Learning from Glasgow COP26 #2 History is not bunk
“We do not make history. We are made by history” – Martin Luther King, 1963
In 1877 Queen Victoria opened “Queens Dock” in Glasgow. It formed a commercial and service epicenter for a city that was at the heart of the industrial revolution and the building of the British Empire. At its edges the empire met China, occupied Burma, parts of Tibet and fought two wars to secure the Opium trade. The ”Jewel in the Crown” of the British Empire was India. The ”greatest Indian” was Ghandi, a “malignant subversive fanatic” according to Winston Churchill. Ghandi used non violent protest to evict the British. As the empire collapsed, war came to the world and Glasgow’s prosperity faded. Queens Dock was closed in 1969.
Queens Dock is now the Scottish Exhibition Centre and was the venue for COP26 and brought many people from ex colonies to be hosted by a diminished UK hoping to lead. There was a lot of history in Glasgow.

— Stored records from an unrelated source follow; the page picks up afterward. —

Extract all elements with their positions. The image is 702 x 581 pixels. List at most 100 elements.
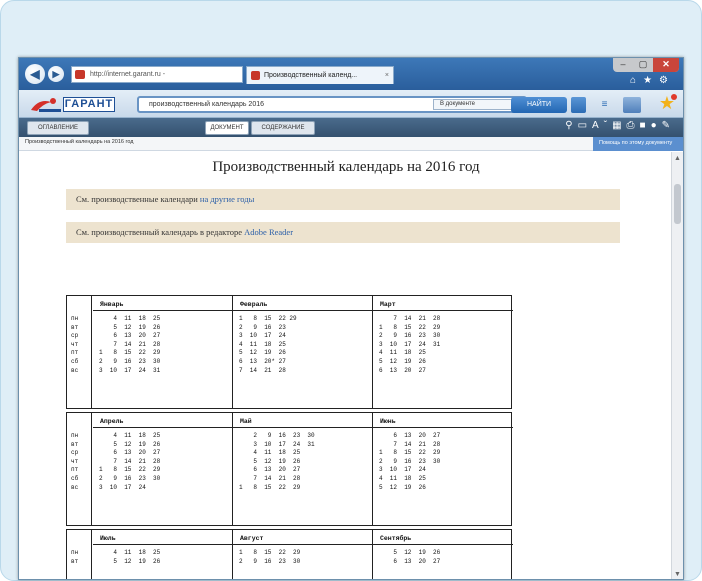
address-text: http://internet.garant.ru -: [90, 71, 166, 78]
menu-icon[interactable]: ≡: [597, 97, 612, 113]
scrollbar[interactable]: ▲ ▼: [671, 152, 683, 579]
month-name: Февраль: [240, 301, 268, 308]
browser-toolbar-icons: ⌂★⚙: [630, 75, 675, 86]
bookmark-icon[interactable]: ■: [640, 120, 651, 131]
forward-icon[interactable]: ▶: [48, 66, 64, 82]
weekday-label: вт: [71, 557, 79, 565]
weekday-label: ср: [71, 332, 79, 340]
month-cell: Февраль 1 8 15 22 29 2 9 16 23 3 10 17 24 4 …: [233, 296, 373, 408]
week-row: 6 13 20 27: [379, 432, 441, 439]
scroll-thumb[interactable]: [674, 184, 681, 224]
note-other-years-text: См. производственные календари: [76, 194, 200, 204]
tool-icon[interactable]: ✎: [662, 120, 675, 131]
tab-table-of-contents[interactable]: ОГЛАВЛЕНИЕ: [27, 121, 89, 135]
week-row: 6 13 20 27: [99, 449, 161, 457]
scroll-down-icon[interactable]: ▼: [674, 571, 681, 578]
calendar-quarter: пн вт ср чт пт сб вс Январь 4 11 18 25 5 12 19 …: [66, 295, 513, 409]
weekday-column: пн вт: [67, 530, 92, 579]
month-cell: Май 2 9 16 23 30 3 10 17 24 31 4 11 18 2…: [233, 413, 373, 525]
scroll-up-icon[interactable]: ▲: [674, 155, 681, 162]
week-row: 6 13 20 27: [379, 366, 426, 374]
month-cell: Январь 4 11 18 25 5 12 19 26 6 13 20 27 …: [93, 296, 233, 408]
back-icon[interactable]: ◀: [25, 64, 45, 84]
help-button[interactable]: Помощь по этому документу: [593, 137, 683, 151]
month-cell: Сентябрь 5 12 19 26 6 13 20 27: [373, 530, 513, 579]
week-row: 2 9 16 23 30: [239, 557, 301, 565]
week-row: 1 8 15 22 29: [379, 323, 441, 331]
week-row: 2 9 16 23 30: [379, 457, 441, 465]
month-divider: [93, 427, 232, 428]
garant-logo-mark-icon: [31, 98, 61, 112]
week-row: 6 13 20 27: [99, 332, 161, 340]
font-size-icon[interactable]: A: [592, 120, 604, 131]
week-row: 1 8 15 22 29: [99, 466, 161, 474]
week-row: 5 12 19 26: [99, 440, 161, 448]
window-controls: – ▢ ✕: [613, 58, 679, 72]
search-options-icon[interactable]: [571, 97, 586, 113]
garant-logo[interactable]: ГАРАНТ: [29, 94, 119, 115]
week-row: 5 12 19 26: [239, 349, 286, 357]
address-bar[interactable]: http://internet.garant.ru -: [71, 66, 243, 83]
grid-icon[interactable]: ▦: [612, 120, 626, 131]
week-row: 2 9 16 23 30: [239, 432, 315, 439]
font-size-down-icon[interactable]: ˇ: [604, 120, 612, 131]
find-button[interactable]: НАЙТИ: [511, 97, 567, 113]
maximize-icon[interactable]: ▢: [633, 58, 653, 72]
help-label: Помощь по этому документу: [599, 140, 673, 146]
tab-document[interactable]: ДОКУМЕНТ: [205, 121, 249, 135]
other-years-link[interactable]: на другие годы: [200, 194, 254, 204]
week-row: 6 13 20* 27: [239, 358, 286, 365]
note-adobe-reader: См. производственный календарь в редакто…: [66, 222, 620, 243]
search-input[interactable]: производственный календарь 2016 В докуме…: [137, 96, 527, 113]
week-row: 1 8 15 22 29: [379, 449, 441, 457]
month-name: Август: [240, 535, 264, 542]
week-row: 3 10 17 24: [379, 466, 426, 474]
favorites-icon[interactable]: ★: [643, 75, 659, 86]
users-icon[interactable]: [623, 97, 641, 113]
week-row: 4 11 18 25: [239, 449, 301, 457]
week-row: 3 10 17 24 31: [99, 366, 161, 374]
print-icon[interactable]: ⎙: [627, 120, 640, 131]
home-icon[interactable]: ⌂: [630, 75, 643, 86]
week-row: 7 14 21 28: [99, 457, 161, 465]
weekday-label: пн: [71, 315, 79, 322]
month-cell: Август 1 8 15 22 29 2 9 16 23 30: [233, 530, 373, 579]
document-tabs-row: ОГЛАВЛЕНИЕ ДОКУМЕНТ СОДЕРЖАНИЕ ⚲▭Aˇ▦⎙■●✎: [19, 118, 683, 137]
week-row: 5 12 19 26: [379, 483, 426, 491]
week-row: 1 8 15 22 29: [239, 549, 301, 556]
tab-contents[interactable]: СОДЕРЖАНИЕ: [251, 121, 315, 135]
week-row: 2 9 16 23 30: [379, 332, 441, 340]
browser-tab[interactable]: Производственный календ... ×: [246, 66, 394, 84]
tab-close-icon[interactable]: ×: [385, 67, 389, 84]
adobe-reader-link[interactable]: Adobe Reader: [244, 227, 293, 237]
weekday-label: вс: [71, 483, 79, 491]
weekday-label: вт: [71, 323, 79, 331]
weekday-label: сб: [71, 358, 79, 365]
print-preview-icon[interactable]: ▭: [578, 120, 592, 131]
note-other-years: См. производственные календари на другие…: [66, 189, 620, 210]
month-divider: [93, 544, 232, 545]
month-divider: [233, 427, 372, 428]
weekday-label: чт: [71, 457, 79, 465]
week-row: 6 13 20 27: [239, 466, 301, 474]
info-icon[interactable]: ●: [651, 120, 662, 131]
calendar-quarter: пн вт ср чт пт сб вс Апрель 4 11 18 25 5 12 19 …: [66, 412, 513, 526]
document-content: Производственный календарь на 2016 год С…: [19, 152, 673, 579]
settings-icon[interactable]: ⚙: [659, 75, 675, 86]
pin-icon[interactable]: ⚲: [565, 120, 577, 131]
month-cell: Март 7 14 21 28 1 8 15 22 29 2 9 16 23 30 3…: [373, 296, 513, 408]
search-scope-select[interactable]: В документе ▾: [433, 99, 519, 110]
month-name: Март: [380, 301, 396, 308]
week-row: 1 8 15 22 29: [239, 483, 301, 491]
month-divider: [373, 427, 513, 428]
month-divider: [373, 544, 513, 545]
week-row: 3 10 17 24 31: [239, 440, 315, 448]
notification-star-icon[interactable]: ★: [659, 94, 678, 112]
page-title: Производственный календарь на 2016 год: [212, 159, 480, 175]
week-row: 4 11 18 25: [239, 340, 286, 348]
note-adobe-reader-text: См. производственный календарь в редакто…: [76, 227, 245, 237]
week-row: 5 12 19 26: [99, 557, 161, 565]
minimize-icon[interactable]: –: [613, 58, 633, 72]
week-row: 7 14 21 28: [239, 366, 286, 374]
close-window-icon[interactable]: ✕: [653, 58, 679, 72]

India and China asserted their voice on coal. China made a deal with the USA rather than on the floor of the SEC and progress was made. The days when the west sat atop a hierarchy of cultural power are over. The next era of commerce, defined by sustainability, is upon us, “from insecurity to interdependence”.
Millennials are leading the change, are concerned about sustainability and represent 23% of the worlds people. They are the best educated people in history and 1.1 billion of them are Asian. They know their history and are reclaiming their cultural identities. The future may not repeat the past but it grows from history. Cultural change builds on existing culture that built on past cultures. We are part of a long story as well as a brief episode.
Those of us working in the global economy are aware of these changes. Influence comes from all parts of the world and Western hegemony is being challenged. Sustainability leadership is not the sole domain of the west, it will be driven, and at huge scale, by young Chinese, Indian and Indigenous people reflecting the increasing influence Asia has on the rest of the world.